A stronger immune response may help protect women from SCC


Photo by: Dermanonymous via Wikimedia Commons

Early research suggests that a stronger immune response in women may provide them with additional protection against some skin cancers.


These findings come from a paper published in Clinical Cancer Research (June 2021; 27(11)).


In a press release from the University of Manchester, where the research was conducted, investigators note that men have more skin squamous cell carcinoma (cSCC) than women, and the tumours in males are more aggressive.


This study was conducted to evaluate if the difference might be linked to differences in exposure to sunlight or other carcinogens.
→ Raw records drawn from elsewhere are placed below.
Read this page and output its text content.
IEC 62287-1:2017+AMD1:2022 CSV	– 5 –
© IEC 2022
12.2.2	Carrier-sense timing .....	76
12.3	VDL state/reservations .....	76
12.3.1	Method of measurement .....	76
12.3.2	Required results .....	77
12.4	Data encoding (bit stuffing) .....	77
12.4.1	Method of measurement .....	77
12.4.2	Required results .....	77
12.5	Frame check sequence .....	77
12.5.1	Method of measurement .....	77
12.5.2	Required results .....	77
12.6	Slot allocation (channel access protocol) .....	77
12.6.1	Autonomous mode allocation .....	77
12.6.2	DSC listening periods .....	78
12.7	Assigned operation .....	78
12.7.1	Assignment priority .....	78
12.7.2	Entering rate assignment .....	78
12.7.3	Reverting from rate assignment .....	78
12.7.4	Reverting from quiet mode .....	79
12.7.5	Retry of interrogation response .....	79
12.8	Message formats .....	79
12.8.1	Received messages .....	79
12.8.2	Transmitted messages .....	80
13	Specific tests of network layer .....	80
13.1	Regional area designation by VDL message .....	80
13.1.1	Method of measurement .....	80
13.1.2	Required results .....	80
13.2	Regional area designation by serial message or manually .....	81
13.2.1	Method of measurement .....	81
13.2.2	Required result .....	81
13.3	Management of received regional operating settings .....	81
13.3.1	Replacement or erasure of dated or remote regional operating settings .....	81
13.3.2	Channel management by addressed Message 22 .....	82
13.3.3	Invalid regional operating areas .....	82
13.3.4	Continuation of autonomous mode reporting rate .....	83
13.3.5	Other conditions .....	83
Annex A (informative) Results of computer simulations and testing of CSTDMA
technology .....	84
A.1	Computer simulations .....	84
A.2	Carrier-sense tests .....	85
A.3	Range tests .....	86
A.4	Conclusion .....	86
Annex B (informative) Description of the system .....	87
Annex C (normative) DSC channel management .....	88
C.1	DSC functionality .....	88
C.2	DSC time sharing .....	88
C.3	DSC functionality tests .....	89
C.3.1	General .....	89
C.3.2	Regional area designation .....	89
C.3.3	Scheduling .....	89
Investigators experimented with murine models, exposing them to dimethylbenz(a)anthracene (DMBA). They also examined sun-damaged human keratinocytes from male and female donors, and compared patient records from 931 individuals with cutaneous squamous cell carcinomas (cSCCs).


The animal model research found that male mice developed more aggressive tumours than females, despite receiving identical exposures.


Studying the donated human epidermal cells confirmed that women’s skin activated immune-cancer fighting pathways and immune cells at sites damaged by sunlight. The researchers also found that CD4 and CD8 immune cells were twice as abundant in the skin samples from women compared to those from men.


Data from the patient records showed that while women commonly had a more mild form of cSCC compared to men, immunocompromised women developed cSCC in a way more similar to men.


“It has long been assumed that men are at higher risk of getting non-melanoma skin cancer than women” said study author Dr. Amaya Viros in the release. Dr. Viros is a Wellcome Clinician Scientist at the Cancer Research UK Manchester Institute in Manchester, U.K.


“Other lifestyle and behavioural differences between men, such as the type of work or exposure to the sun, are likely to be significant,” she said.


“However, we also identify for the first time the possible biological reasons, rooted in the immune system, which explains why men may have more severe disease.”


“Although this is early research, we believe the immune response is sex-biased in the most common form of skin cancer, and highlights that female immunity may offer greater protection than male immunity,” said Dr. Viros.